Exercising Stock options - manipulation of CFO

How can the use of stock options increase CFO?

I get how exercision of these options will produce a tax benefit for the firm, but does taxes payables decrease as well, which would result in CFO decreasing for the company?

Instead of paying Bob his salary (a CFO outflow), you give Bob stock options, with a low strike price.

Bob exercises those options and gets the stock.

You repurchase the stock from Bob, a CF_ F _ outflow.

CFO’s higher, CFF’s lower.

  1. I understand how stock options rather than cash compensation would make CFO higher, but when the options are actually exercised themselves, are they classified as anything on the cash flow statement?

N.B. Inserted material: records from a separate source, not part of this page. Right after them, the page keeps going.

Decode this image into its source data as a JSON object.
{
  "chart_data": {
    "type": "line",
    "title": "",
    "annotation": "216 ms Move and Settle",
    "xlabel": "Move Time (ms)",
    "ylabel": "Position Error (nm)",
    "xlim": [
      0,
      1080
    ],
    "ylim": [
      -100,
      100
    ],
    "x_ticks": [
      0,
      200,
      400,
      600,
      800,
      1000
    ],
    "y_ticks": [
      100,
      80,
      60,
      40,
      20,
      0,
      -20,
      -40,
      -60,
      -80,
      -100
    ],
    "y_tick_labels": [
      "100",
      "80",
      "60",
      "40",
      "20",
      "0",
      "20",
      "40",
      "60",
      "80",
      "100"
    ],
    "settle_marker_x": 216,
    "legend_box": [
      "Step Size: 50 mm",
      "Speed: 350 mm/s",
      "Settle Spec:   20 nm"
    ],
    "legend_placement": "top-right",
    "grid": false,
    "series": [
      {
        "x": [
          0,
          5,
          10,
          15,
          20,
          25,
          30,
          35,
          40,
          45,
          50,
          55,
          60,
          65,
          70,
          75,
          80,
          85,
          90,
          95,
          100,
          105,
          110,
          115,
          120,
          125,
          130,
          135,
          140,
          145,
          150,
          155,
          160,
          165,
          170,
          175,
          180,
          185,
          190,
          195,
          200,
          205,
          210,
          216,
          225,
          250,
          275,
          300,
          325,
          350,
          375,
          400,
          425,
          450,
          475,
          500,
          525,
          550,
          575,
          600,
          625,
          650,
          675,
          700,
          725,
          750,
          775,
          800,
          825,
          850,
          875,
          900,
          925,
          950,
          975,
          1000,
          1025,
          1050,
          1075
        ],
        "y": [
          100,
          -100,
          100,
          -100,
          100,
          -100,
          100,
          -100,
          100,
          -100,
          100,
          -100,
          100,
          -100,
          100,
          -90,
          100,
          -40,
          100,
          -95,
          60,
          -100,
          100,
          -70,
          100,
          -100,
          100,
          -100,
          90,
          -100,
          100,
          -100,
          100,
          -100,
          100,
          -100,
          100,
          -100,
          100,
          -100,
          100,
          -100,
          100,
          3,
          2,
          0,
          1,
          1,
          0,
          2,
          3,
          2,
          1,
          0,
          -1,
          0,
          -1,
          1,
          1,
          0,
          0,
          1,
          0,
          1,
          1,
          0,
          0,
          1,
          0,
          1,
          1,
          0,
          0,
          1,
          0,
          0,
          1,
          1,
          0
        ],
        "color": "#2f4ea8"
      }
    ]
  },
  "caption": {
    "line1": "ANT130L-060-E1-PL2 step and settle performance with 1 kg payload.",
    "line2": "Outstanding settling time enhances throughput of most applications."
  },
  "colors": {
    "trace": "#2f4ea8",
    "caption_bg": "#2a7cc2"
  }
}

  2. I read that share repurchases to avoid dilution after the options were exercised should be classified as CFO rather than CFF, but I’m not sure if this is correct (it is from the Schweser 2013 book for level 1)

  1. If there’s an exercise price, they have to pay you cash to exercise them; that cash flow is CFF.

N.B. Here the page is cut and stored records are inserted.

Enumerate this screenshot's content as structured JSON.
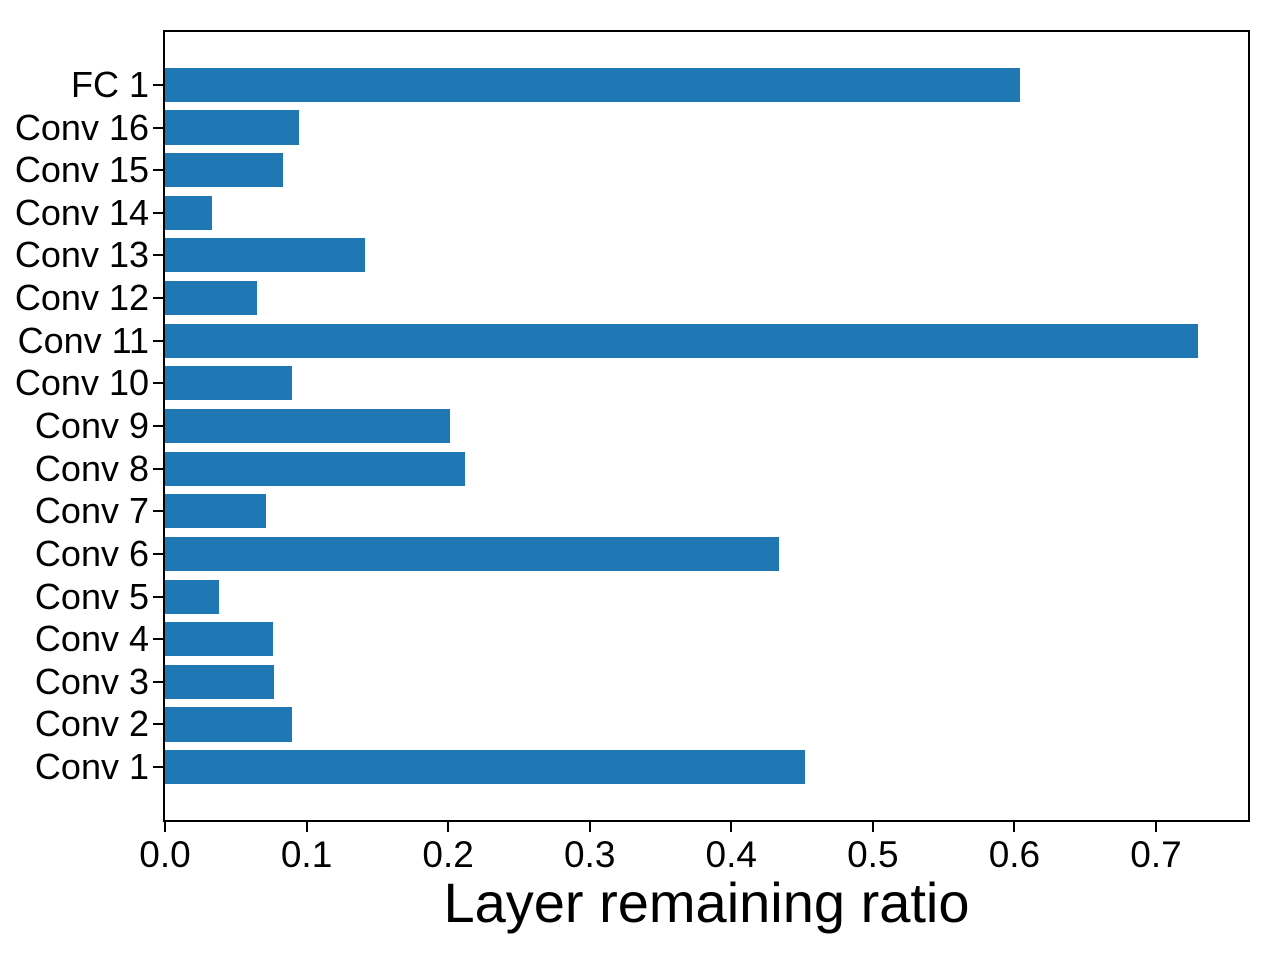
{
  "chart_data": {
    "type": "bar",
    "orientation": "horizontal",
    "title": "",
    "xlabel": "Layer remaining ratio",
    "ylabel": "",
    "categories": [
      "FC 1",
      "Conv 16",
      "Conv 15",
      "Conv 14",
      "Conv 13",
      "Conv 12",
      "Conv 11",
      "Conv 10",
      "Conv 9",
      "Conv 8",
      "Conv 7",
      "Conv 6",
      "Conv 5",
      "Conv 4",
      "Conv 3",
      "Conv 2",
      "Conv 1"
    ],
    "values": [
      0.604,
      0.095,
      0.083,
      0.033,
      0.141,
      0.065,
      0.73,
      0.09,
      0.201,
      0.212,
      0.071,
      0.434,
      0.038,
      0.076,
      0.077,
      0.09,
      0.452
    ],
    "xlim": [
      0,
      0.765
    ],
    "xticks": [
      0.0,
      0.1,
      0.2,
      0.3,
      0.4,
      0.5,
      0.6,
      0.7
    ],
    "xtick_labels": [
      "0.0",
      "0.1",
      "0.2",
      "0.3",
      "0.4",
      "0.5",
      "0.6",
      "0.7"
    ],
    "grid": false,
    "legend": null,
    "bar_color": "#1f77b4",
    "spine_color": "#000000",
    "text_color": "#000000"
  }
}
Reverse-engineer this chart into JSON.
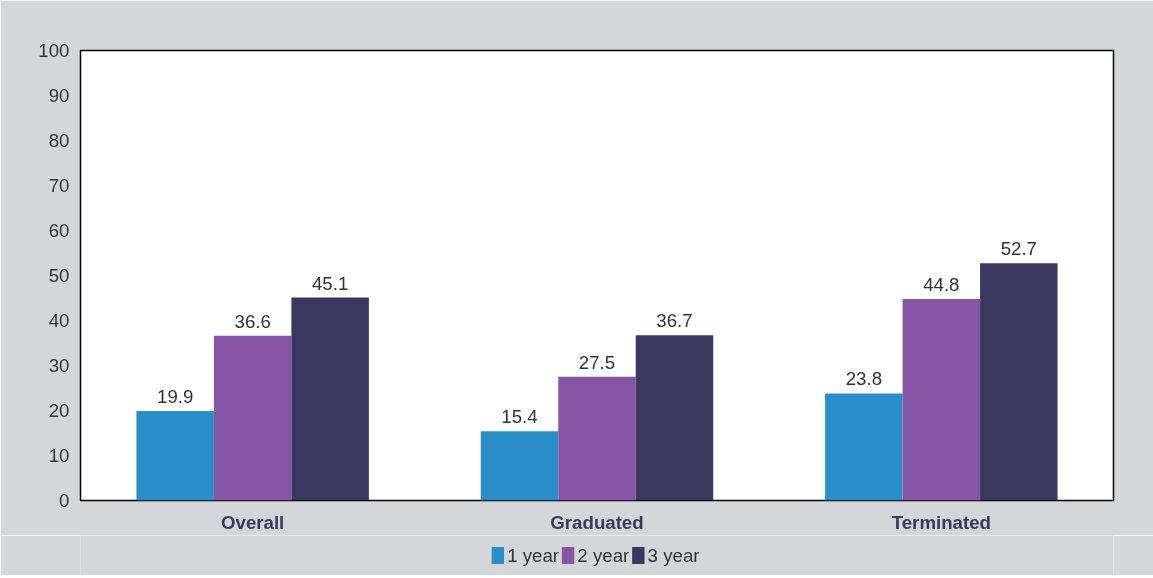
{
  "chart_data": {
    "type": "bar",
    "categories": [
      "Overall",
      "Graduated",
      "Terminated"
    ],
    "series": [
      {
        "name": "1 year",
        "color": "#2a8fc8",
        "values": [
          19.9,
          15.4,
          23.8
        ]
      },
      {
        "name": "2 year",
        "color": "#8755a6",
        "values": [
          36.6,
          27.5,
          44.8
        ]
      },
      {
        "name": "3 year",
        "color": "#3b3860",
        "values": [
          45.1,
          36.7,
          52.7
        ]
      }
    ],
    "ylim": [
      0,
      100
    ],
    "yticks": [
      0,
      10,
      20,
      30,
      40,
      50,
      60,
      70,
      80,
      90,
      100
    ],
    "grid": false,
    "legend": "bottom",
    "data_labels": true
  }
}
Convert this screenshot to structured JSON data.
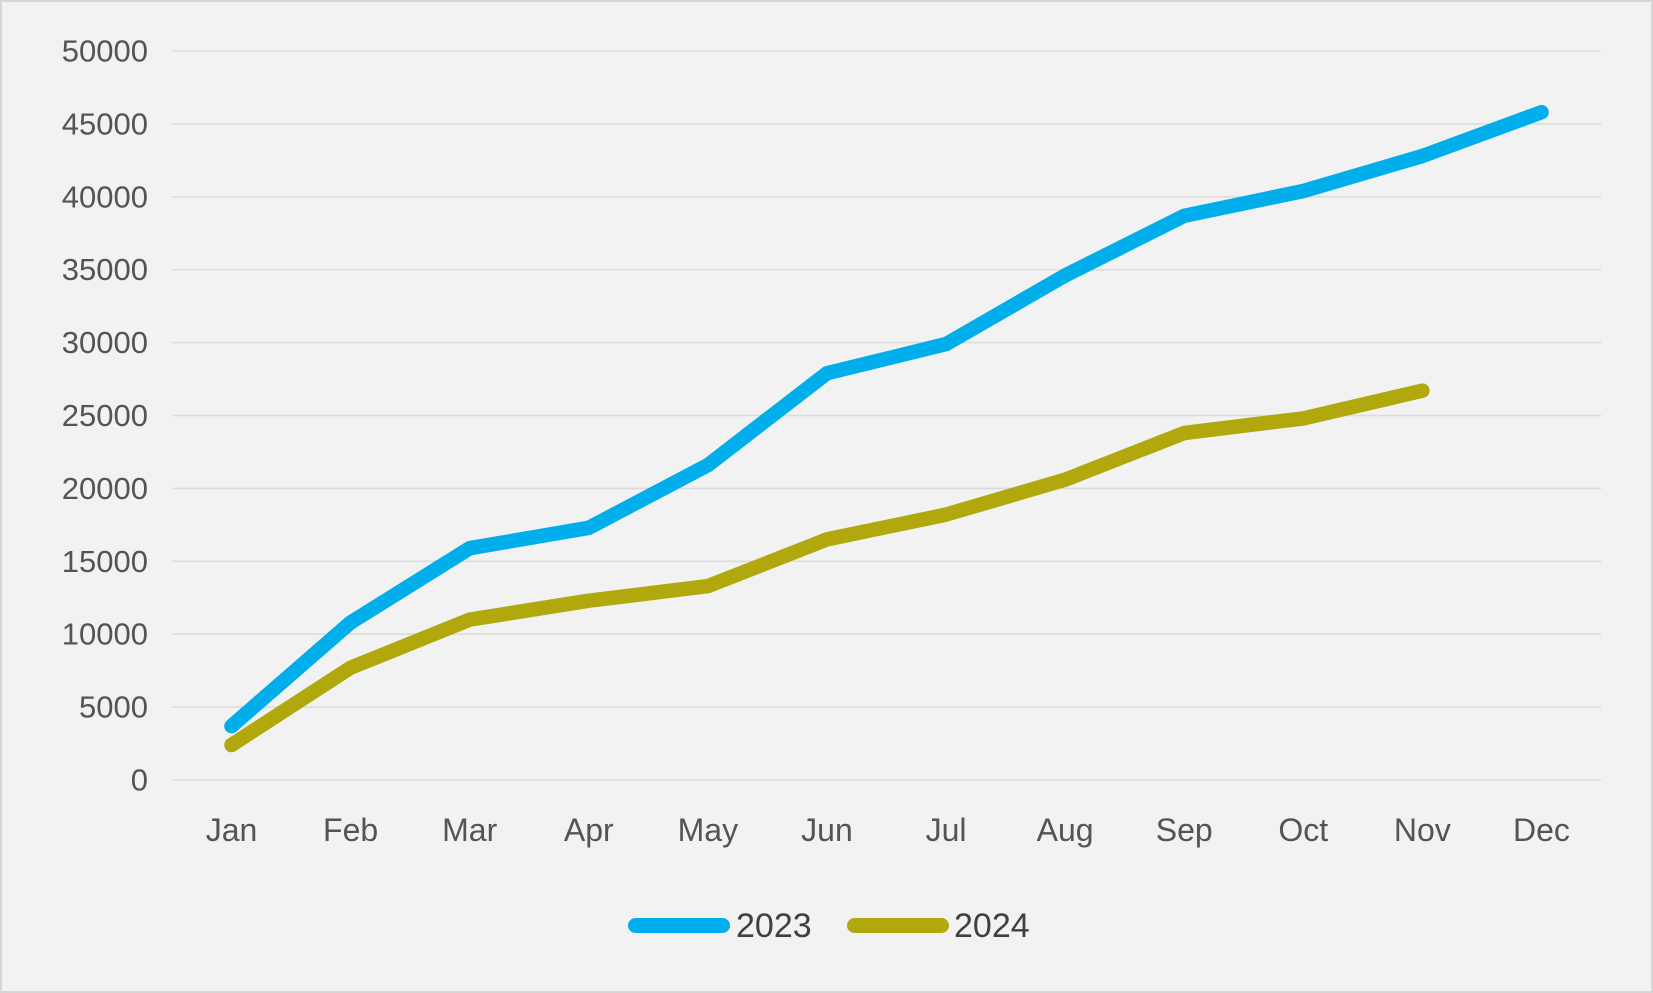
{
  "chart_data": {
    "type": "line",
    "title": "",
    "categories": [
      "Jan",
      "Feb",
      "Mar",
      "Apr",
      "May",
      "Jun",
      "Jul",
      "Aug",
      "Sep",
      "Oct",
      "Nov",
      "Dec"
    ],
    "series": [
      {
        "name": "2023",
        "color": "#00AEEB",
        "values": [
          3700,
          10800,
          15900,
          17300,
          21600,
          27900,
          29900,
          34600,
          38700,
          40400,
          42800,
          45800
        ]
      },
      {
        "name": "2024",
        "color": "#B0A80D",
        "values": [
          2400,
          7700,
          11000,
          12300,
          13300,
          16500,
          18200,
          20600,
          23800,
          24800,
          26700,
          null
        ]
      }
    ],
    "ylim": [
      0,
      50000
    ],
    "y_ticks": [
      0,
      5000,
      10000,
      15000,
      20000,
      25000,
      30000,
      35000,
      40000,
      45000,
      50000
    ],
    "grid": true,
    "legend_position": "bottom",
    "legend_entries": [
      "2023",
      "2024"
    ],
    "background": "#F2F2F2",
    "gridline_color": "#DCDCDC",
    "label_color": "#545454",
    "legend_text_color": "#404040"
  }
}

  2. You’re talking about how it should be classified by an analyst. Companies trying to manipulate cash flow don’t always classify things they way they should be classified by an analyst.

Maybe what I do not get how the tax benefits associated with the stock options. How does that increase CFO?

It’s not a matter of tax benefits.

Company A is not paying Bob a salary, so Company A doesn’t have a CFO outflow for Bob’s wages; Company A’s CFO is higher.

Schweser claims that exercising options will result in tax benefits for the company, and thus increase operating cash flow. Moreover, the books cites as the main reason for effect of stock options on CFO.

Maybe I am looking too much into this, but should I worry about this explanation, or just leave it be?

I’d leave it be.

You can spend your time a lot more profitably on things that matter.